“你怕什么?”陆元照关上了窗子,坐回到桌旁,自斟自饮。
德音让枇杷去催车夫驾车来,问气定神闲的陆元照。
“你不走吗?你要在这儿等姬玉?”
“有事与他商量,你先回水云楼,或是在外逛逛也可以。”陆元照帮德音戴上了帷帽,“洛城的五福粽好吃,在羊尾巷那裏,你可以去尝尝。”
德音不大放心,“你应付得了姬玉的拳头吗?别又被他打伤了脸,我可不想到松柏县成日对着个丑八怪。”
“你担心我?”
“才没有。”德音下楼去t
z,坐到车裏,命车夫驾车去羊尾巷。
巷子裏全是门口挂着大红纱灯的河楼,衣着暴露的风尘女子站在河楼门口招揽南来北往的客人。
德音下车后,见到如此场面,嘟囔道:“这裏有五福粽吃,别是车夫弄错了。”
枇杷去问路人,回来禀说道:“没有错,这裏就是羊尾巷,这边的河楼专做皮肉生意的。”
枇杷说完,面上一红。
眼尖的荔枝指着一家河楼门口,“二奶奶,那些人拉扯着咱家五姑娘。”
德音望去,丽华披头散发,被一个老鸨子扯住手臂往河楼裏面拽,还有几个莽汉子推搡丽华。

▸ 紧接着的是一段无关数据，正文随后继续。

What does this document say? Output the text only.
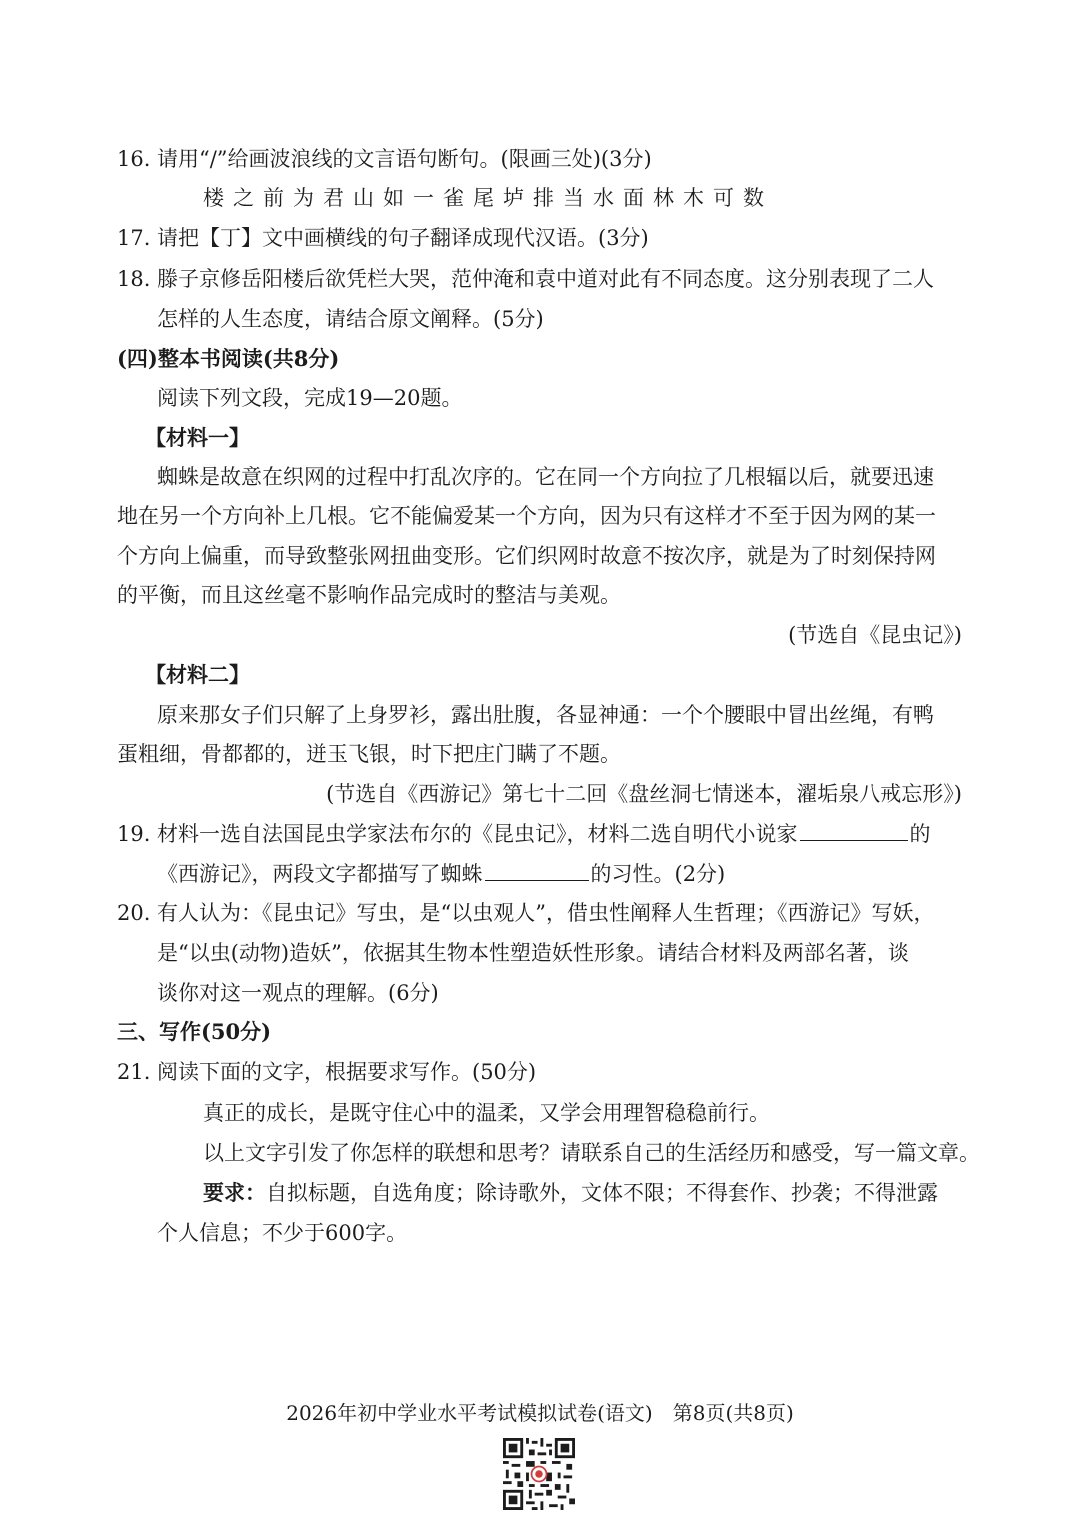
16. 请用“/”给画波浪线的文言语句断句。(限画三处)(3分)
楼之前为君山如一雀尾垆排当水面林木可数
17. 请把【丁】文中画横线的句子翻译成现代汉语。(3分)
18. 滕子京修岳阳楼后欲凭栏大哭，范仲淹和袁中道对此有不同态度。这分别表现了二人
怎样的人生态度，请结合原文阐释。(5分)
(四)整本书阅读(共8分)
阅读下列文段，完成19—20题。
【材料一】
蜘蛛是故意在织网的过程中打乱次序的。它在同一个方向拉了几根辐以后，就要迅速
地在另一个方向补上几根。它不能偏爱某一个方向，因为只有这样才不至于因为网的某一
个方向上偏重，而导致整张网扭曲变形。它们织网时故意不按次序，就是为了时刻保持网
的平衡，而且这丝毫不影响作品完成时的整洁与美观。
(节选自《昆虫记》)
【材料二】
原来那女子们只解了上身罗衫，露出肚腹，各显神通：一个个腰眼中冒出丝绳，有鸭
蛋粗细，骨都都的，迸玉飞银，时下把庄门瞒了不题。
(节选自《西游记》第七十二回《盘丝洞七情迷本，濯垢泉八戒忘形》)
19. 材料一选自法国昆虫学家法布尔的《昆虫记》，材料二选自明代小说家	的
《西游记》，两段文字都描写了蜘蛛	的习性。(2分)
20. 有人认为：《昆虫记》写虫，是“以虫观人”，借虫性阐释人生哲理；《西游记》写妖，
是“以虫(动物)造妖”，依据其生物本性塑造妖性形象。请结合材料及两部名著，谈
谈你对这一观点的理解。(6分)
三、写作(50分)
21. 阅读下面的文字，根据要求写作。(50分)
真正的成长，是既守住心中的温柔，又学会用理智稳稳前行。
以上文字引发了你怎样的联想和思考？请联系自己的生活经历和感受，写一篇文章。
要求：自拟标题，自选角度；除诗歌外，文体不限；不得套作、抄袭；不得泄露
个人信息；不少于600字。
2026年初中学业水平考试模拟试卷(语文)　第8页(共8页)
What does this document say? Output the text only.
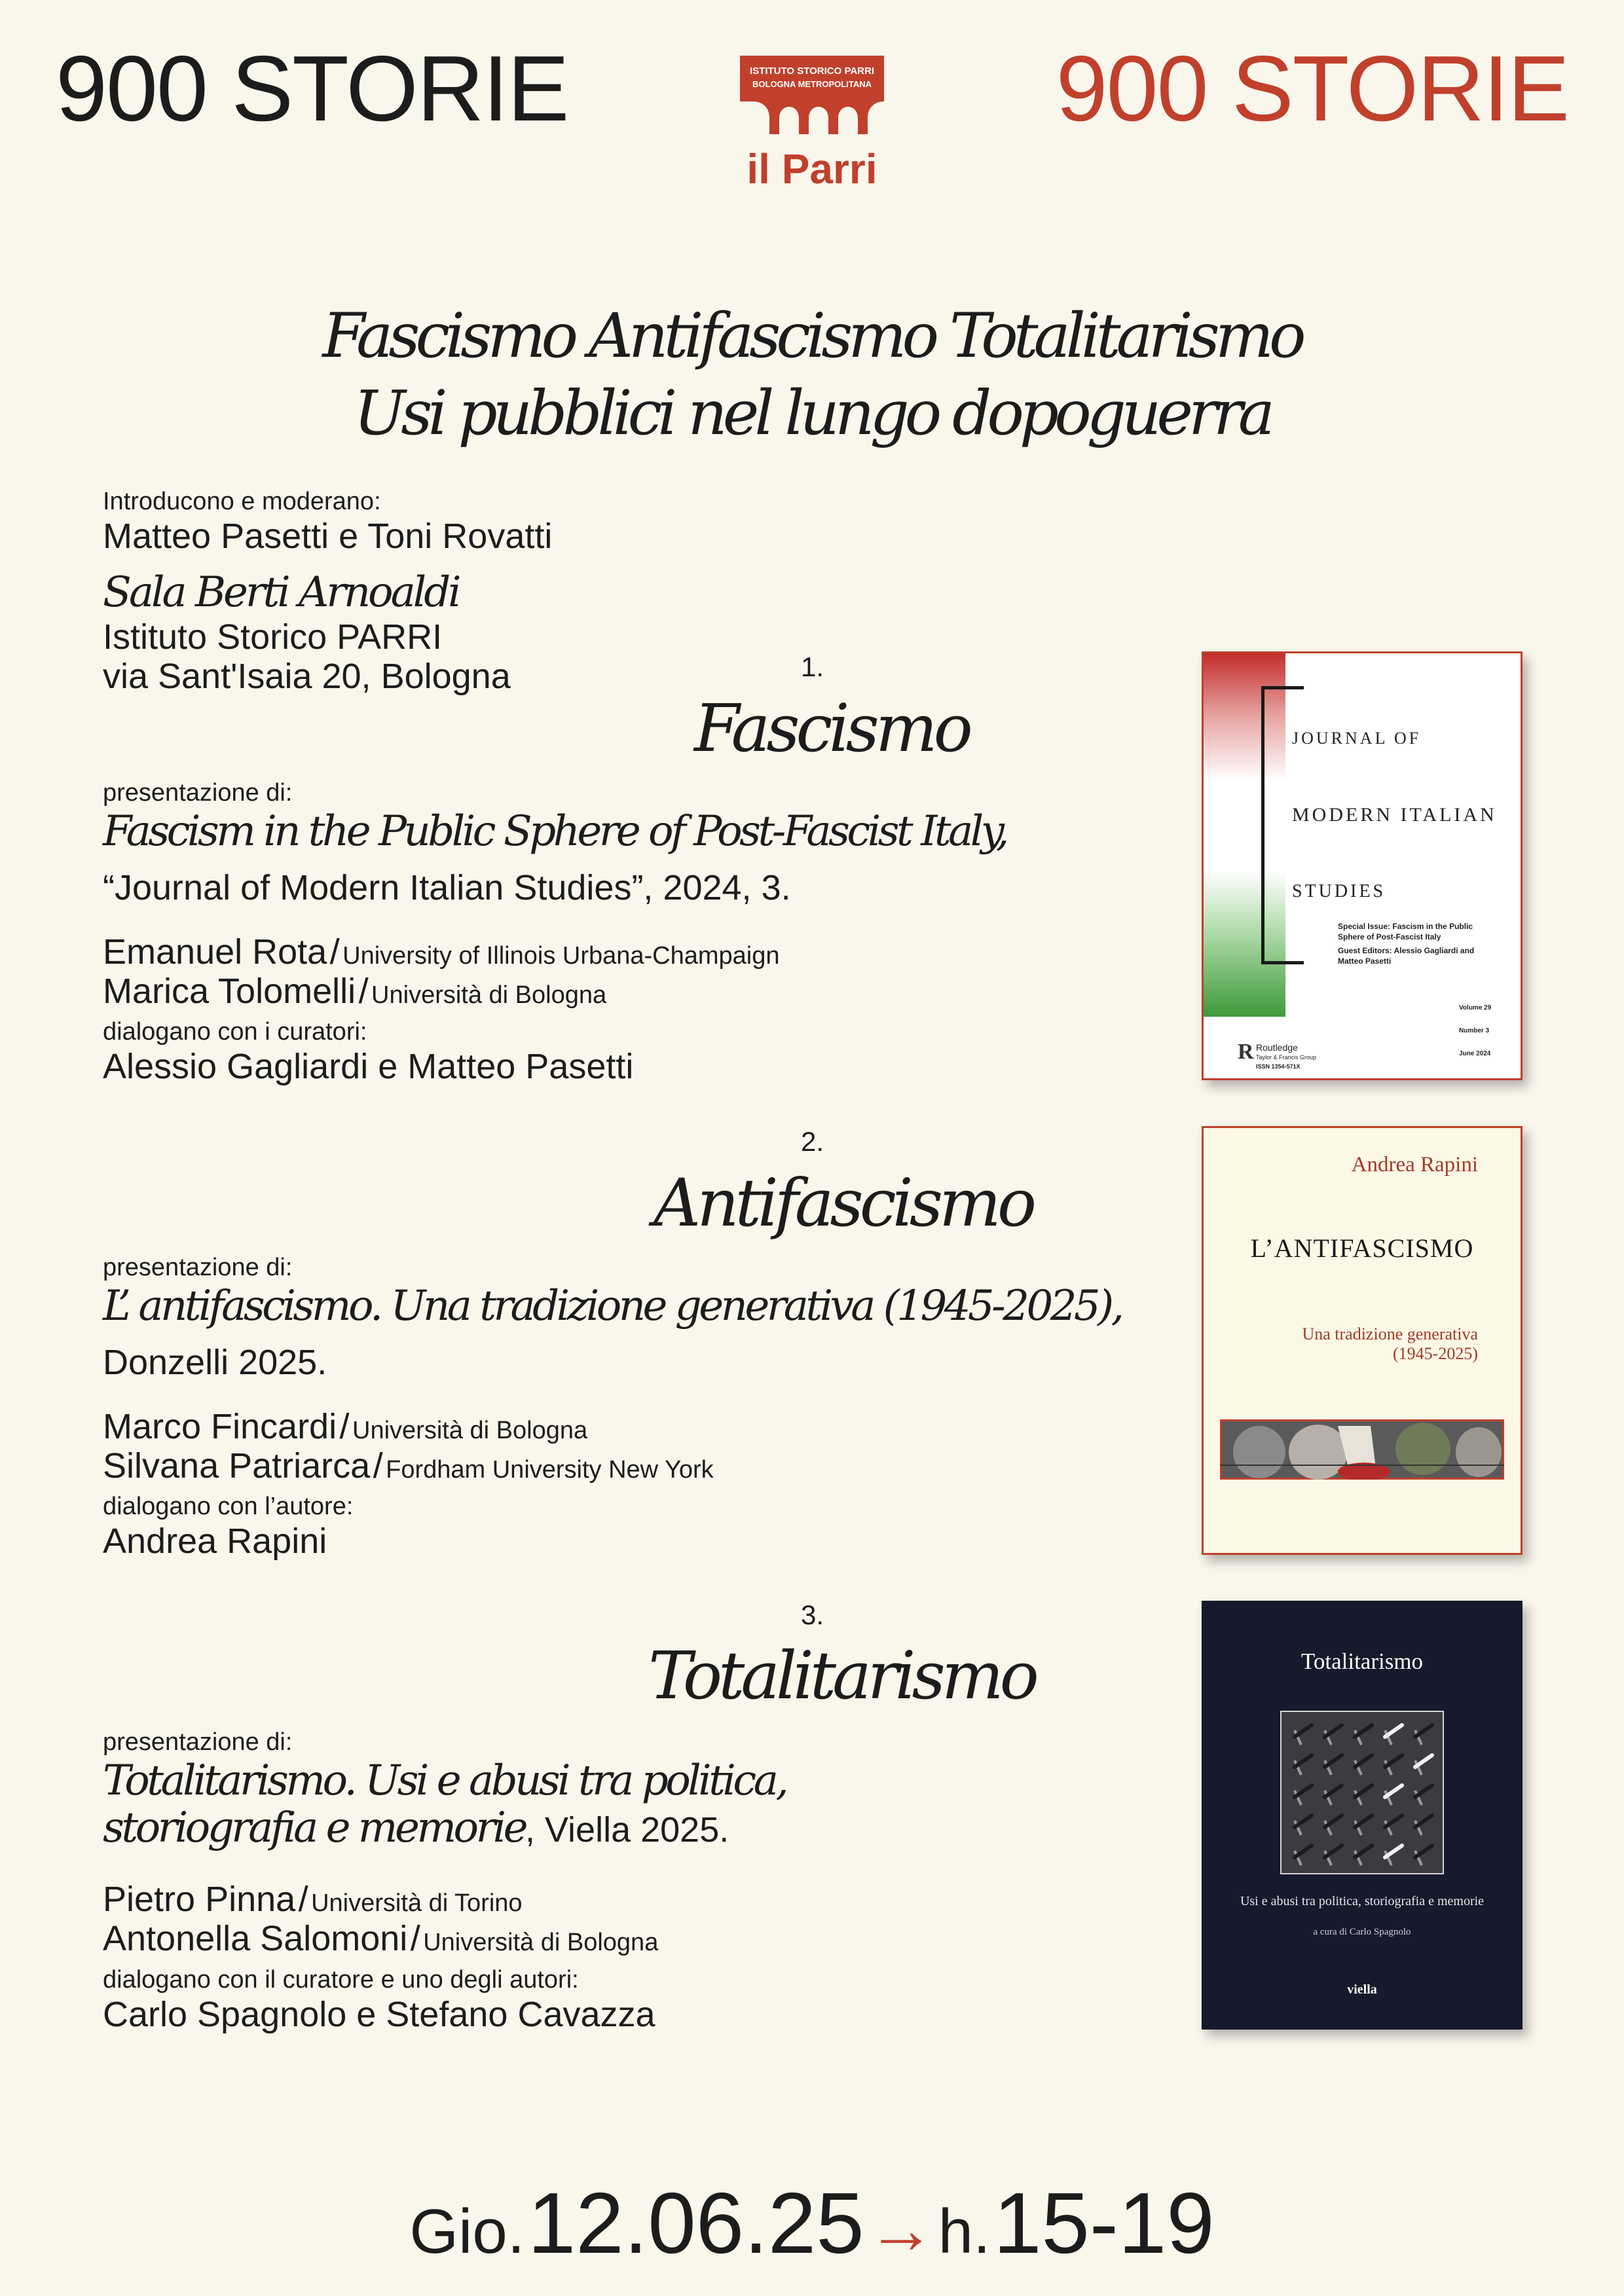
900 STORIE	900 STORIE
ISTITUTO STORICO PARRI
BOLOGNA METROPOLITANA
il Parri
Fascismo Antifascismo Totalitarismo
Usi pubblici nel lungo dopoguerra
Introducono e moderano:
Matteo Pasetti e Toni Rovatti
Sala Berti Arnoaldi
Istituto Storico PARRI
via Sant'Isaia 20, Bologna	1.
Fascismo
presentazione di:
Fascism in the Public Sphere of Post-Fascist Italy,
“Journal of Modern Italian Studies”, 2024, 3.
Emanuel Rota / University of Illinois Urbana-Champaign
Marica Tolomelli / Università di Bologna
dialogano con i curatori:
Alessio Gagliardi e Matteo Pasetti
2.
Antifascismo
presentazione di:
L’ antifascismo. Una tradizione generativa (1945-2025),
Donzelli 2025.
Marco Fincardi / Università di Bologna
Silvana Patriarca / Fordham University New York
dialogano con l’autore:
Andrea Rapini
3.
Totalitarismo
presentazione di:
Totalitarismo. Usi e abusi tra politica,
storiografia e memorie, Viella 2025.
Pietro Pinna / Università di Torino
Antonella Salomoni / Università di Bologna
dialogano con il curatore e uno degli autori:
Carlo Spagnolo e Stefano Cavazza
JOURNAL OF
MODERN ITALIAN
STUDIES
Special Issue: Fascism in the Public
Sphere of Post-Fascist Italy
Guest Editors: Alessio Gagliardi and
Matteo Pasetti
Volume 29
Number 3
June 2024
R Routledge
Taylor & Francis Group
ISSN 1354-571X
Andrea Rapini
L’ANTIFASCISMO
Una tradizione generativa
(1945-2025)
Totalitarismo
Usi e abusi tra politica, storiografia e memorie
a cura di Carlo Spagnolo
viella
Gio. 12.06.25 → h. 15-19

“光天化日,朗朗干坤,逼良为娼,是何道理?”德音冲过去,将泣不成声的丽华护在自己怀中。
老鸨子扯着嗓子囔道:“这是我花了三十两买来的姑娘,她郎婿在这张卖身契上签字画押过,我可没有逼良为娼。”
丽华认出了德音,抱住她的腰哭道:“音音,我害怕……我害怕……”身子止不住的发抖。
德音让枇杷给了老鸨子三百两为丽华赎身,带着受了惊吓的丽华上了马车。
德音检查丽华身上有没有伤口,只看见了老鸨子掐出的淤痕。
“五姐姐,卖你的那个贱人呢?”
“他原是有媳妇的人,他和他媳妇卷了我从家裏带出来的金银细软跑了,他媳妇还将我卖到了……”丽华没说完,哭晕过去,枇杷、荔枝一个抱着丽华,另一个帮丽华掐人中。
德音忽然记起他在羊尾巷那裏,见到了常跟着陆元照的护卫,整理了一下这件事的首尾。
马车行到如意街,街上有老妇人叫卖五福粽,荔枝下车买了十斤五福粽。
回到水云楼,德音安置好仍未醒转过来的丽华,让樱桃、杨梅留在房中服侍,等郎中来了给丽华瞧瞧。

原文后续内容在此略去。